A grad-norm trace is the cheapest, highest-signal stability instrument — log it from step 1.
URL: https://apxml.com/courses/how-to-build-a-large-language-model/chapter-24-identifying-mitigating-training-instabilities/stabilization-techniques-revisited
---
## Reproducibility
### P19 — Deterministic / repro knobs — set them, but the *interpretation* is delegated
**Symptom**: same config + seed gives slightly different loss/metrics run-to-run.
**Root cause**: nondeterministic CUDA kernels + `cudnn.benchmark` autotuning pick different algorithms per
run; TF32/AMP add low-order noise on top.
**Fix — the mechanical knobs (set these here)**:
```python
torch.manual_seed(s); np.random.seed(s); random.seed(s)
torch.use_deterministic_algorithms(True) # may need CUBLAS_WORKSPACE_CONFIG=:4096:8
torch.backends.cudnn.deterministic = True
torch.backends.cudnn.benchmark = False # benchmark=True trades determinism for speed
```
**Whether a run-to-run delta is "a real effect vs cuDNN nondeterminism," and the full determinism
methodology, is owned by verifying-dl-experiments (cross-link REQUIRED)** — catalogued as **U36** in
`references/gotchas_universal.md`. This layer only ensures the knobs are *set and logged*. Determinism costs
speed — enable for the datapoint that must be clean, not every throwaway run.

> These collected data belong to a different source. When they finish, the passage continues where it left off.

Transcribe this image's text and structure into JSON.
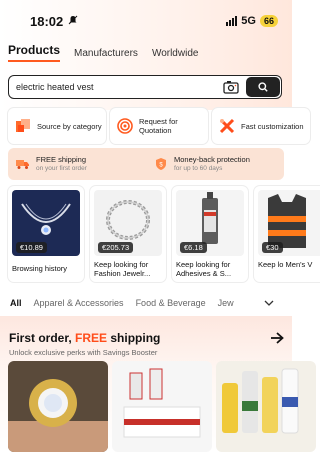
{
  "status": {
    "time": "18:02",
    "network": "5G",
    "battery": "66"
  },
  "tabs": [
    "Products",
    "Manufacturers",
    "Worldwide"
  ],
  "search": {
    "value": "electric heated vest"
  },
  "features": [
    {
      "label": "Source by category"
    },
    {
      "label": "Request for Quotation"
    },
    {
      "label": "Fast customization"
    }
  ],
  "benefits": [
    {
      "title": "FREE shipping",
      "subtitle": "on your first order"
    },
    {
      "title": "Money-back protection",
      "subtitle": "for up to 60 days"
    }
  ],
  "products": [
    {
      "price": "€10.89",
      "label": "Browsing history"
    },
    {
      "price": "€205.73",
      "label": "Keep looking for Fashion Jewelr..."
    },
    {
      "price": "€6.18",
      "label": "Keep looking for Adhesives & S..."
    },
    {
      "price": "€30",
      "label": "Keep lo Men's V"
    }
  ],
  "categories": [
    "All",
    "Apparel & Accessories",
    "Food & Beverage",
    "Jew"
  ],
  "promo": {
    "title_prefix": "First order, ",
    "title_highlight": "FREE",
    "title_suffix": " shipping",
    "subtitle": "Unlock exclusive perks with Savings Booster"
  },
  "colors": {
    "accent": "#ff5a1f",
    "free_text": "#ff4d1a",
    "benefit_bg": "#fbe3d5"
  }
}
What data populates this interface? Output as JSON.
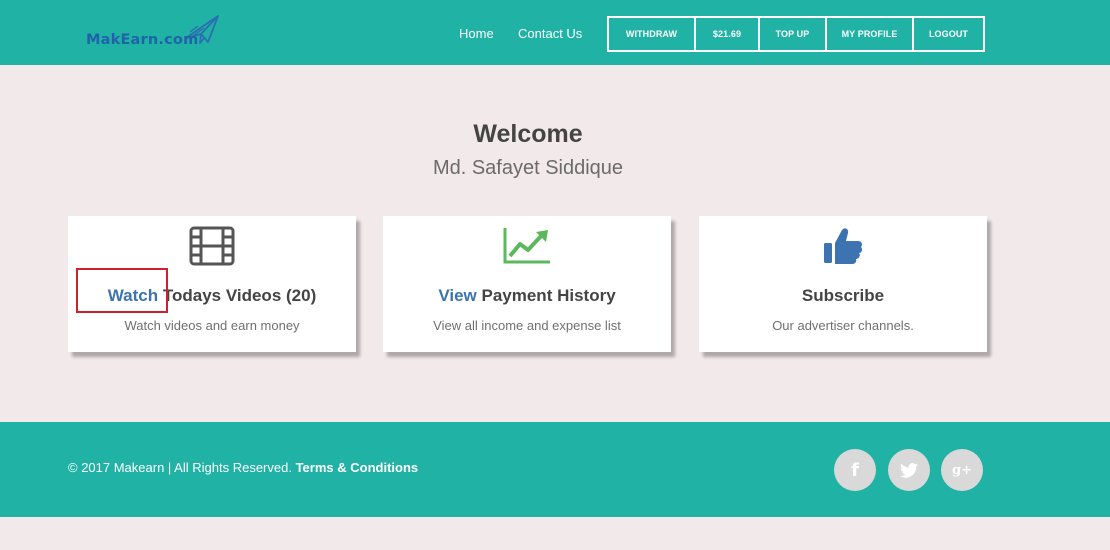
{
  "header": {
    "logo_text": "MakEarn.com",
    "nav": {
      "home": "Home",
      "contact": "Contact Us"
    },
    "buttons": {
      "withdraw": "WITHDRAW",
      "balance": "$21.69",
      "topup": "TOP UP",
      "profile": "MY PROFILE",
      "logout": "LOGOUT"
    }
  },
  "welcome": {
    "title": "Welcome",
    "name": "Md. Safayet Siddique"
  },
  "cards": [
    {
      "icon": "film-icon",
      "accent": "Watch",
      "title": " Todays Videos (20)",
      "desc": "Watch videos and earn money"
    },
    {
      "icon": "line-chart-icon",
      "accent": "View",
      "title": " Payment History",
      "desc": "View all income and expense list"
    },
    {
      "icon": "thumbs-up-icon",
      "accent": "",
      "title": "Subscribe",
      "desc": "Our advertiser channels."
    }
  ],
  "footer": {
    "copyright": "© 2017 Makearn | All Rights Reserved. ",
    "terms": "Terms & Conditions",
    "social": {
      "facebook": "f",
      "google_plus": "g+"
    }
  },
  "colors": {
    "teal": "#20b2a5",
    "page_bg": "#f2e9ea",
    "accent_blue": "#3e73b1",
    "highlight_red": "#d0202a",
    "chart_green": "#5cb85c"
  }
}
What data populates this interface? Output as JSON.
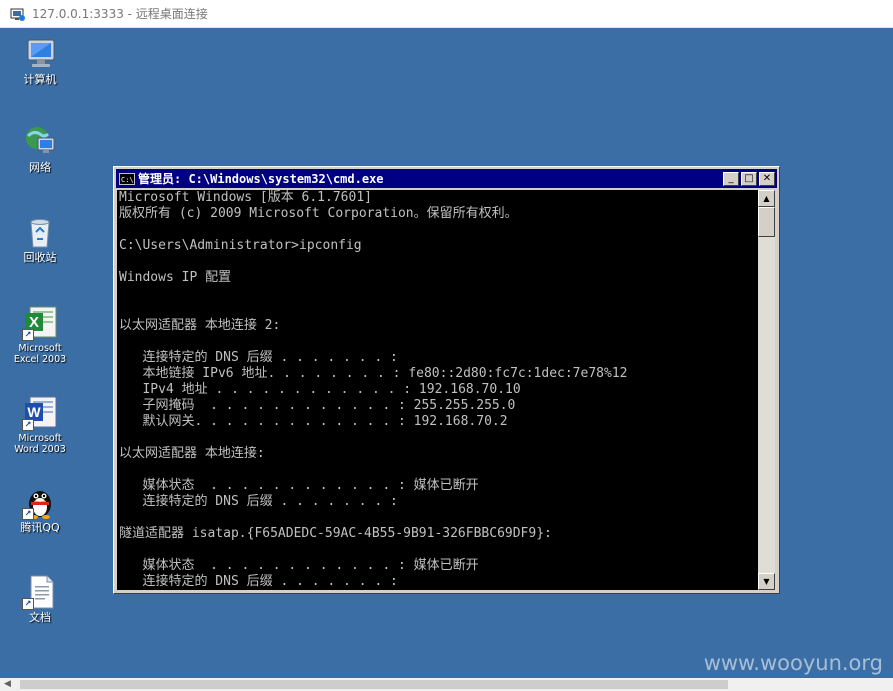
{
  "rdp": {
    "title": "127.0.0.1:3333 - 远程桌面连接"
  },
  "desktop": {
    "icons": [
      {
        "name": "computer-icon",
        "label": "计算机"
      },
      {
        "name": "network-icon",
        "label": "网络"
      },
      {
        "name": "recycle-bin-icon",
        "label": "回收站"
      },
      {
        "name": "excel-icon",
        "label": "Microsoft\nExcel 2003"
      },
      {
        "name": "word-icon",
        "label": "Microsoft\nWord 2003"
      },
      {
        "name": "qq-penguin-icon",
        "label": "腾讯QQ"
      },
      {
        "name": "document-icon",
        "label": "文档"
      }
    ],
    "background_color": "#3a6ea5"
  },
  "cmd": {
    "title": "管理员: C:\\Windows\\system32\\cmd.exe",
    "icon_text": "C:\\",
    "buttons": {
      "minimize": "_",
      "maximize": "□",
      "close": "✕"
    },
    "lines": [
      "Microsoft Windows [版本 6.1.7601]",
      "版权所有 (c) 2009 Microsoft Corporation。保留所有权利。",
      "",
      "C:\\Users\\Administrator>ipconfig",
      "",
      "Windows IP 配置",
      "",
      "",
      "以太网适配器 本地连接 2:",
      "",
      "   连接特定的 DNS 后缀 . . . . . . . :",
      "   本地链接 IPv6 地址. . . . . . . . : fe80::2d80:fc7c:1dec:7e78%12",
      "   IPv4 地址 . . . . . . . . . . . . : 192.168.70.10",
      "   子网掩码  . . . . . . . . . . . . : 255.255.255.0",
      "   默认网关. . . . . . . . . . . . . : 192.168.70.2",
      "",
      "以太网适配器 本地连接:",
      "",
      "   媒体状态  . . . . . . . . . . . . : 媒体已断开",
      "   连接特定的 DNS 后缀 . . . . . . . :",
      "",
      "隧道适配器 isatap.{F65ADEDC-59AC-4B55-9B91-326FBBC69DF9}:",
      "",
      "   媒体状态  . . . . . . . . . . . . : 媒体已断开",
      "   连接特定的 DNS 后缀 . . . . . . . :"
    ]
  },
  "watermark": "www.wooyun.org"
}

URL: https://docs.pytorch.org/docs/stable/notes/randomness.html
---
## Pointers — adjacent layers, do NOT restate here
- **`references/gotchas_universal.md`** — the *infra* failure modes that masquerade as numerics:
**U6** disk-full crashes `torch.save`, **U9** cgroup-OOM (bare `Killed`, not a NaN), **U28** CUDA/driver/
torch-build mismatch (`no kernel image` ≠ a precision bug), **U10/U11** VRAM OOM. Rule out infra before
chasing a "numerics" ghost.
- **`verifying-dl-experiments`** (**REQUIRED** cross-link) — owns *is-the-number-real*: smoke **content**,
cuDNN-nondeterminism-as-metric-error (U36), collapse/constant-output diagnosis, "bug vs real effect." This
file makes training *run and stay finite*; that skill judges whether the converged result is *true*.
- **`references/spot-resilience.md`** — checkpoint cadence so a divergence-and-resume (P12) loses minimal work.
- **`references/multinode.md`** — NCCL/precision interactions in DDP (all-reduce dtype, loss-scale sync) for
multi-node runs; single-box users skip.